Task 2. Runtime Optimization Student does NOT correctly identify the runtime of the starter code in name.py and is not able to optimize it to run in under 6 seconds using a data structure that was implemented during the week. Student does not identify the runtime of the starter code in name.py, but optimizes it to run in under 6 seconds, with a solution that exhibits the appropriate runtime, using a data structure that was implemented during the week Student does BOTH correctly identify the runtime of the starter code in name.py and optimizes it to run in under 6 seconds, with an appropriate runtime using a data structure that was implemented during the week.

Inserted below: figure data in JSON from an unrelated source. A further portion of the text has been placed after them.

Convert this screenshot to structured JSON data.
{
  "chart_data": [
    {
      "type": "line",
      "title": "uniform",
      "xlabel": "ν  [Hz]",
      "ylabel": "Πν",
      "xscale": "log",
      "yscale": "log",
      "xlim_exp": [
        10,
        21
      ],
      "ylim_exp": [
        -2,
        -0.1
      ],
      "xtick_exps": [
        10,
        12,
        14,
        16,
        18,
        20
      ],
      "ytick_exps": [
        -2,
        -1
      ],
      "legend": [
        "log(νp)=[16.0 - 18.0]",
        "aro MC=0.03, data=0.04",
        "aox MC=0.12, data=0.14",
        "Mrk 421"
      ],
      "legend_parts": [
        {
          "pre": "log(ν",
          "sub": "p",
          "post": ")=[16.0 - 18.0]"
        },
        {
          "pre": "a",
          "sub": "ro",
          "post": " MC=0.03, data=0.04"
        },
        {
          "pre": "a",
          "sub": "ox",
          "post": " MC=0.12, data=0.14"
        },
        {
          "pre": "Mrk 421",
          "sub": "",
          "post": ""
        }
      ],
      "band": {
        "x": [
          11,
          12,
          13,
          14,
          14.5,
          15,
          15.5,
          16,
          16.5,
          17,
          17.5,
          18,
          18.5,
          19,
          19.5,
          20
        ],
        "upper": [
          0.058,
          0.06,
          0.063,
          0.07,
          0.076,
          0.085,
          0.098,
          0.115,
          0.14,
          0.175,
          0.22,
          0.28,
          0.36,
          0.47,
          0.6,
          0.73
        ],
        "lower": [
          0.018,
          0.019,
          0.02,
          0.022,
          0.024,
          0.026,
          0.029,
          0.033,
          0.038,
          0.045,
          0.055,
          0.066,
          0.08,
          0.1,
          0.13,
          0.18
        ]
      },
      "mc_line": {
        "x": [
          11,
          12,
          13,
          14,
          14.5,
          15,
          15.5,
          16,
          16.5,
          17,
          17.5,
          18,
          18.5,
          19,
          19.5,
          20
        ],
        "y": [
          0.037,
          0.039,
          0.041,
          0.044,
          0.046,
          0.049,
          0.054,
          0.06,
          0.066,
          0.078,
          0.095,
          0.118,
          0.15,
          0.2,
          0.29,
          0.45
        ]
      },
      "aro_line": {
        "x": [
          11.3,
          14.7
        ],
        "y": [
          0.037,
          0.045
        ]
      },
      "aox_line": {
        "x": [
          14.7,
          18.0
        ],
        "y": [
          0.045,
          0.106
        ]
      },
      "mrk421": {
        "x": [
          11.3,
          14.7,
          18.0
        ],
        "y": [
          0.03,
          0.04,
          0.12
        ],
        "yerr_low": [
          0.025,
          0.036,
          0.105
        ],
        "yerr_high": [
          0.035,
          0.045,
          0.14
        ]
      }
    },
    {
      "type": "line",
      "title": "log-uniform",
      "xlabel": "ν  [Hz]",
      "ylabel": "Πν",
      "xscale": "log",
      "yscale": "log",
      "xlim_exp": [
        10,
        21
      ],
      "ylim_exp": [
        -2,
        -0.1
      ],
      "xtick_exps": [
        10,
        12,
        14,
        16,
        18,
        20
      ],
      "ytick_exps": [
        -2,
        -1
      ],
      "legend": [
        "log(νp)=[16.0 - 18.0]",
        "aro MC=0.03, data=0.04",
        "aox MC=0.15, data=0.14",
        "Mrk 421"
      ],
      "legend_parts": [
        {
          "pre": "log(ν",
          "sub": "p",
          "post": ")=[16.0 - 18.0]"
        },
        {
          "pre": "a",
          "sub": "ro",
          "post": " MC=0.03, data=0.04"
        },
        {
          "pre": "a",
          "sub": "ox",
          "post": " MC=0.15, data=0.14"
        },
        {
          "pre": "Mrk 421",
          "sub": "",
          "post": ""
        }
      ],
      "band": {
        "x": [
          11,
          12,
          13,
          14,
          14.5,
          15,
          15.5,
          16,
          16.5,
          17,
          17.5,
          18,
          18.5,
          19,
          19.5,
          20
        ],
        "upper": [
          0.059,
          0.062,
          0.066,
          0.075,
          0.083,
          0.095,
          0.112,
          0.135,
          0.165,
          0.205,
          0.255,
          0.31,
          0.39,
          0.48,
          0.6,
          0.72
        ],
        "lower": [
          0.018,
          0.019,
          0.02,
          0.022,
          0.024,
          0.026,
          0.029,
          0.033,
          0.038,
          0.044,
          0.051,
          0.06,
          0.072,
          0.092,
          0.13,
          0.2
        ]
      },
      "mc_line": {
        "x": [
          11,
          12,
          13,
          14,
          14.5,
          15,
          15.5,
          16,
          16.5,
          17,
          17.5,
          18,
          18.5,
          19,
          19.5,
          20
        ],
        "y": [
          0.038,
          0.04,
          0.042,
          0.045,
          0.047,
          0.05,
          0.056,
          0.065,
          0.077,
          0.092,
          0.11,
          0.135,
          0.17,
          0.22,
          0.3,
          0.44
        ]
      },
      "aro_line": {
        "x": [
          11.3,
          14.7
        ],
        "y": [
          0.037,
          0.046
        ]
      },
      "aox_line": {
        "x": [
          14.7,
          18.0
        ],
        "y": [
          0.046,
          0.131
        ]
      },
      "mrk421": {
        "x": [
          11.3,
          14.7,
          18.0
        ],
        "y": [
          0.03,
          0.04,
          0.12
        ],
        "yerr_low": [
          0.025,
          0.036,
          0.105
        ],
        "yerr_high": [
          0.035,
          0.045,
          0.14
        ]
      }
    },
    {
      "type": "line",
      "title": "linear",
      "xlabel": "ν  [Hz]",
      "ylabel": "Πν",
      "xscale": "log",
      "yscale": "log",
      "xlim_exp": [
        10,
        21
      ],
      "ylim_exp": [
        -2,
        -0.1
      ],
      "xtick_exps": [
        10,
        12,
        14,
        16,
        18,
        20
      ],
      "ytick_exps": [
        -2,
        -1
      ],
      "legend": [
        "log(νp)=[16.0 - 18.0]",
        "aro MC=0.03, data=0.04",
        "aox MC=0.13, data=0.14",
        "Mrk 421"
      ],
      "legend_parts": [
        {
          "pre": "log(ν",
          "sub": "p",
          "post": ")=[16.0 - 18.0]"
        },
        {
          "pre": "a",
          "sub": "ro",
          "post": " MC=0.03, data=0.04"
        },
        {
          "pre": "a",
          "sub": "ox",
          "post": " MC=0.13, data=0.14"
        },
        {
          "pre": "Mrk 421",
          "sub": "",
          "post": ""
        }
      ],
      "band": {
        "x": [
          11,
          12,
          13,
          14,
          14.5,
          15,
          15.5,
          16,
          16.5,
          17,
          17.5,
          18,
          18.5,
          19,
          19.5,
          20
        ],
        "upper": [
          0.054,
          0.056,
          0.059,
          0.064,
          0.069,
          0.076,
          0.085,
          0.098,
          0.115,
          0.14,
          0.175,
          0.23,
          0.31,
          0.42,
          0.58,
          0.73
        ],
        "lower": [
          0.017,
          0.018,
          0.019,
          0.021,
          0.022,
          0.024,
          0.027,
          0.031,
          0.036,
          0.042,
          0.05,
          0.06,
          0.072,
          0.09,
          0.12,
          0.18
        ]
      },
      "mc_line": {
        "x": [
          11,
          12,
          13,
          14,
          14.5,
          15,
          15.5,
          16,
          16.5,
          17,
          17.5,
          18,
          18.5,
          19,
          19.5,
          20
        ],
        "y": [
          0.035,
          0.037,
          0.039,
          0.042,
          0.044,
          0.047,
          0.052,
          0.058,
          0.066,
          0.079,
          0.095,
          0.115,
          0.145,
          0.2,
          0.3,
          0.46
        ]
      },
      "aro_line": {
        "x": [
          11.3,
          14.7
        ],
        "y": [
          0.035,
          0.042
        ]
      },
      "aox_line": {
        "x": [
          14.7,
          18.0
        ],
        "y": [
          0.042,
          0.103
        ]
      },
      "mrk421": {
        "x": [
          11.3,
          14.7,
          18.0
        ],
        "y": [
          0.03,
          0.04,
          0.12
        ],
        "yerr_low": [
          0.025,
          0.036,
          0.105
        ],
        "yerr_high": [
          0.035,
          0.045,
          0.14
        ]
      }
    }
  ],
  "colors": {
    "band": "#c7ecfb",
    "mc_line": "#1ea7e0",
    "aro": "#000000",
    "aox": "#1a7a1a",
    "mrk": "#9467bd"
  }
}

Task 3. Reverse the contents of a Singly Linked List Student's solution in reverse.py is failing one or more tests. Student's solution in reverse.py is able to correctly print out the contents of the Linked List in reverse order, passing all tests, BUT, the runtime of their solution is not optimal (requires looping through the list more than once). Student's solution in reverse.py is able to correctly print out the contents of the Linked List in reverse order, passing all tests AND exhibits an appropriate runtime.

Passing the Sprint

Score ranges for a 1, 2, and 3 are shown in the rubric above. For a student to have passed a sprint challenge, they need to earn an at least 2 for all items on the rubric.